Parlons peu, parlons bien, parlons du jeu

Sur le jeu proprement dit il n’y a pas grand chose de plus à ajouter à notre avant-première. Non pas qu’ICO ne se laisse pas raconter, mais en l’absence de menu de gestion, de carte des lieux, de jauge de santé, d’accessoires, de magies, d’armement et de tout attribut habituel aux jeux vidéo, les explications sont forcément courtes. ICO est un petit bonhomme qu’il faut diriger à travers le labyrinthe d’une énorme forteresse médiévale. A sa disposition : un bâton pour se défendre, et une agilité reflétant son jeune âge et sa silhouette allongée. Emmuré vivant par les membres de son propre village parce que né avec des cornes, ICO s’arrache de justesse au tombeau où il doit mourir à petit feu pour croiser une autre victime de l’énorme prison. Le destin de sauveur devient inéluctable dès qu’on aperçoit la silhouette féminine gracile enfermée dans une cage suspendue plusieurs dizaines de mètres au-dessus du vide. Surtout que sans elle, pas de fuite possible. Les destins de la jeune princesse Yorda et de ICO sont dorénavant liés à la vie à la mort. Car pour s’arracher au tombeau de pierre il faudra l’agilité et l’esprit du garçon et la magie mystérieuse de la jeune fille pour ouvrir les portes… magiques. Plus simple et cliché est impossible, et pourtant, quel voyage !
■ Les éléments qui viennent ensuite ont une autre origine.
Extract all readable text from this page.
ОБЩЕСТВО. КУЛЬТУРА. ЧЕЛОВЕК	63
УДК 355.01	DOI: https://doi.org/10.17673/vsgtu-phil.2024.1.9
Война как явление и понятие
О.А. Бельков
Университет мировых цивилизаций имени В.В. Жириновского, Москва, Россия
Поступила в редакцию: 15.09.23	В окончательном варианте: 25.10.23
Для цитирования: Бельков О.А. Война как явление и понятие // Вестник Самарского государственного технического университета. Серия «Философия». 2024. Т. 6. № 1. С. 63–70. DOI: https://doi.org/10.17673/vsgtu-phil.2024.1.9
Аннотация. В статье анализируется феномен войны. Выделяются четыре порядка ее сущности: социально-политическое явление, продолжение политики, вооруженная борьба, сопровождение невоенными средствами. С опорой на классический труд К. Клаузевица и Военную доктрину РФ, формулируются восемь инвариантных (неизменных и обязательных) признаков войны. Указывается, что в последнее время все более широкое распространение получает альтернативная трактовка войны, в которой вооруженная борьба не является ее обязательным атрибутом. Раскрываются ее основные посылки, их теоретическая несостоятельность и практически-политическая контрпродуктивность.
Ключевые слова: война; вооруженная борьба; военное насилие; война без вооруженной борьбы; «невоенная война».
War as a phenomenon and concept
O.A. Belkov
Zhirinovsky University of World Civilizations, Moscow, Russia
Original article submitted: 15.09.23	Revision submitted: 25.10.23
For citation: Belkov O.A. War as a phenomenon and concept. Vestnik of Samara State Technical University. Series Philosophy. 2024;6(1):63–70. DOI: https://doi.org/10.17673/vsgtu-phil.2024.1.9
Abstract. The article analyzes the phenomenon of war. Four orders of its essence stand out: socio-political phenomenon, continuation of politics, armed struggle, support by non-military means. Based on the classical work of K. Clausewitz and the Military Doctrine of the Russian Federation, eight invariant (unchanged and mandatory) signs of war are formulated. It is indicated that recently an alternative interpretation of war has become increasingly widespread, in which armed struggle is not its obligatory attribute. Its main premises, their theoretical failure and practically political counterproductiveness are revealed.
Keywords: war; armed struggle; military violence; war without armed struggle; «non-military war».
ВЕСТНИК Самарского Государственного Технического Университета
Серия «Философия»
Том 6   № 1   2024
La Forteresse de la solitude

Yorda et ICO sont les seuls êtres humains de cette aventure. Une troisième présence omniprésente hante pourtant le jeu : la forteresse qui les retient prisonnier. Ce château nordique et oublié par ses habitants est construit comme un véritable édifice. À une échelle gigantesque. Il y a le donjon où sont enfermés les nouveaux tourtereaux, la bâtisse principale et menaçante, corps central du monstre de pierre, les tours annexes, gardiennes symétriques qui permettront de déverrouiller les portes monumentales de l’enceinte, et des surprises… Quand les deux héros traversent les salles et autres jardins, cela n’a rien à voir avec une succession de niveaux artificiels mis bout à bout. Chaque salle, chapelle, tombeau, cour intérieure a une place justifiée dans l’architecture. On a vraiment l’impression de visiter une forteresse géante issue de l’habituel délire mégalomaniaque de l’homme. Pour dire : la conformité apparente de cette architecture rend les donjons de Zelda totalement artificiels en comparaison. Dépouillés et vides comme un château médiéval déserté, ce sont les différentes roches et architectures qui donneront une identité aux lieux. En sachant que l’échelle des salles continue dans le gigantisme. ICO et Yorda sont aussi petits dans le décor qu’un pèlerin au centre de la cathédrale de Chartres (par exemple). Crédible jusque dans ses arrières salles ou ses installations obscures, cette architecture grandiose n’a plus rien à voir avec l’habituelle conception de niveaux, prétexte à créer des embûches au joueur. Les deux héros reviendront d’ailleurs plusieurs fois sur leur pas (possible de faire complètement demi tour à n’importe quel moment en théorie) pour trouver leur chemin jusqu’à la sortie. L’impression d’écrasement et de menace est ainsi permanente. Et, quand à la véracité des lieux s’ajoute des éléments ésotériques énigmatiques, pas besoin d’un message en clair pour comprendre qu’il vaut mieux fuir.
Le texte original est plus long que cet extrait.